“I will lift up the cup of salvation * and call upon the Name of the Lord” (Psalm 116:11).
Saint Augustine, the fourth-century bishop, preached this in an Easter sermon: “You are the body of Christ. In you and through you the work of God must go forward. You are to be taken; you are to be blessed, broken, and distributed; that you may be the means of grace and the vehicles of the eternal charity.”
That sermon isn’t lost on me today for two reasons. The Gospel, the charming and moving account of Easter night according to Saint Luke, brings that sermon to mind. You remember the supper with Cleopas and his friend after traveling to Emmaus. While Jesus said the blessing and broke the bread, they recognized him. The resurrected Jesus was with them all day long on their journey, but they recognize him in the breaking of the bread. The Gospel looks back to the breaking of Jesus on the cross, and it looks forward to our encounter with the risen Christ after our breaking, the breaking of self-will, which Augustine mentions so lightly: we are to be broken and distributed to be the eternal charity of a loving and merciful God. Every Eucharist follows the pattern of Emmaus: Christ is ever with us, but in breaking the bread which is his body, we particularly recognize the Lord, and we offer ourselves in his service to be distributed in his name to be the means of grace and the means of God’s love in the world.

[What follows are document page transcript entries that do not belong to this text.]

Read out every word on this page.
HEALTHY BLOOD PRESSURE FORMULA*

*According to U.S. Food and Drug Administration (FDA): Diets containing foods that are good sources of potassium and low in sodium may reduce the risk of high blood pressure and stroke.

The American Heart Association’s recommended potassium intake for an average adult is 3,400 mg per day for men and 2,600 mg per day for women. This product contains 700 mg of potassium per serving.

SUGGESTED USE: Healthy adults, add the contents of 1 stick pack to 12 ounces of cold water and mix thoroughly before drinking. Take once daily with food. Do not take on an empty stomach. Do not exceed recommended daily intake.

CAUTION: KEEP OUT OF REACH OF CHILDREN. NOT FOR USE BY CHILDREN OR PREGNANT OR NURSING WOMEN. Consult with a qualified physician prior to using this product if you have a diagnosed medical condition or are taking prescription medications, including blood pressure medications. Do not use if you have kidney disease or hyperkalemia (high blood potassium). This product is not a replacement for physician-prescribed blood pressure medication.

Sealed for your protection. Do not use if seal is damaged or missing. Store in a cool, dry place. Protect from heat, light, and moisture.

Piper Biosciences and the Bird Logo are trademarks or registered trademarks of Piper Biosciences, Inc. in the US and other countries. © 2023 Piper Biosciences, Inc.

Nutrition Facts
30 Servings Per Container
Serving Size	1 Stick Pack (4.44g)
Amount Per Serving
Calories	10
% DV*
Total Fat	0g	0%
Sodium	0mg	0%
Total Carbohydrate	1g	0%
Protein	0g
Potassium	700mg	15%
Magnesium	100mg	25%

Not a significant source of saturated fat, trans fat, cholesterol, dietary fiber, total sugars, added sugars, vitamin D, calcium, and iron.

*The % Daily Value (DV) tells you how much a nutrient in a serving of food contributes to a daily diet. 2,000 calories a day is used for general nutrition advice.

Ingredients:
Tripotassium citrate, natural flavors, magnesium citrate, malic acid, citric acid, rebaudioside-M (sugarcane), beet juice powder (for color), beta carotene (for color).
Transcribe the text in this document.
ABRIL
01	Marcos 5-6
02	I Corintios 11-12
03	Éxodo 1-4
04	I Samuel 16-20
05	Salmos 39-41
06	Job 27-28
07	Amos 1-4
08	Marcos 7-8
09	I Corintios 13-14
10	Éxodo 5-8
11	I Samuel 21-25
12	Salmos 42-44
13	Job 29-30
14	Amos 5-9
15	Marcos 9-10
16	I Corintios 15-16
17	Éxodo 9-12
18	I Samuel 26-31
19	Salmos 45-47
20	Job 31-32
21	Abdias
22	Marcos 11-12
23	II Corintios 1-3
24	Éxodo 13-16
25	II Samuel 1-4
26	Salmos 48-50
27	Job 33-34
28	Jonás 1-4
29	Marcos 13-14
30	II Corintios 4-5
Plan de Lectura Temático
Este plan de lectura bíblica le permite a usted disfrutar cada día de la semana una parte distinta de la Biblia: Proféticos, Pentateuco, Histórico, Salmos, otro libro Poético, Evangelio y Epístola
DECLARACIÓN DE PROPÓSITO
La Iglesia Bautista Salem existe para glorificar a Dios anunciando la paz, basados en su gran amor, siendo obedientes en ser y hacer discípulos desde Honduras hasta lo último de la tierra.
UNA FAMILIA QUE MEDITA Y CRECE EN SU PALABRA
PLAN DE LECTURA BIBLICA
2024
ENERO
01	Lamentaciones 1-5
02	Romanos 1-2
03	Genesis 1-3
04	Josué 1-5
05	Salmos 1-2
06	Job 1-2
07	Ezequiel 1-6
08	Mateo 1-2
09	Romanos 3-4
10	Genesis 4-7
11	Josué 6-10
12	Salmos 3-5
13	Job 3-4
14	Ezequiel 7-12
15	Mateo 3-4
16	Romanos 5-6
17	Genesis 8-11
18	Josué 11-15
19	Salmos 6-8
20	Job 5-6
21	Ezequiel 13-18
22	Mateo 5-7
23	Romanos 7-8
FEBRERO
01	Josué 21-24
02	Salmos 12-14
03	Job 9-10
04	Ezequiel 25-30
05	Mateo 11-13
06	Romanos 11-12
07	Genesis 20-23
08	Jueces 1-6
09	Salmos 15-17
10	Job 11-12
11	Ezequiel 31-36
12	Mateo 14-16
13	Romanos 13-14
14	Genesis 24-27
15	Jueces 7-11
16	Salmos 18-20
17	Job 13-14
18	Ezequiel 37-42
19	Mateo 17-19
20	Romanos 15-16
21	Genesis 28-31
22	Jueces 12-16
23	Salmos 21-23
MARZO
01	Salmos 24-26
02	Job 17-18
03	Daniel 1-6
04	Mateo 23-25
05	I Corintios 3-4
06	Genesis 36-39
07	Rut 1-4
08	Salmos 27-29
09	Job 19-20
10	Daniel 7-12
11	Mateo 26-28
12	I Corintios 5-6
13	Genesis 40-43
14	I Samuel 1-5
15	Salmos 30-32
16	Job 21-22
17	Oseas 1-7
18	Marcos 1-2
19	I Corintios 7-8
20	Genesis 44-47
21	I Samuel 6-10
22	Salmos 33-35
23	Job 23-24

And, secondly, that sermon of Augustine’s isn’t lost on me because of the congregation here present. Like the communion bread and the bread in Emmaus, we are being offered by Christ himself to the mission of the church, and in that offering, we shall find that we ourselves are being blessed, and broken, and distributed, just as Saint Augustine preached: “You are the body of Christ.” It’s true of us all. It’s true of us all who enter Christ’s service with eyes wide open, whether layman, deacon, priest, or bishop. We are here, everyone of us, to be broken and distributed, to be offered up in sacrament and service to bear witness to the love of God, the love that knows no fear and the love that never ends. What other answer is there to the question in the Psalm, “How shall I repay the Lord * for all the good things he has done for me?” (Psalm 116:10).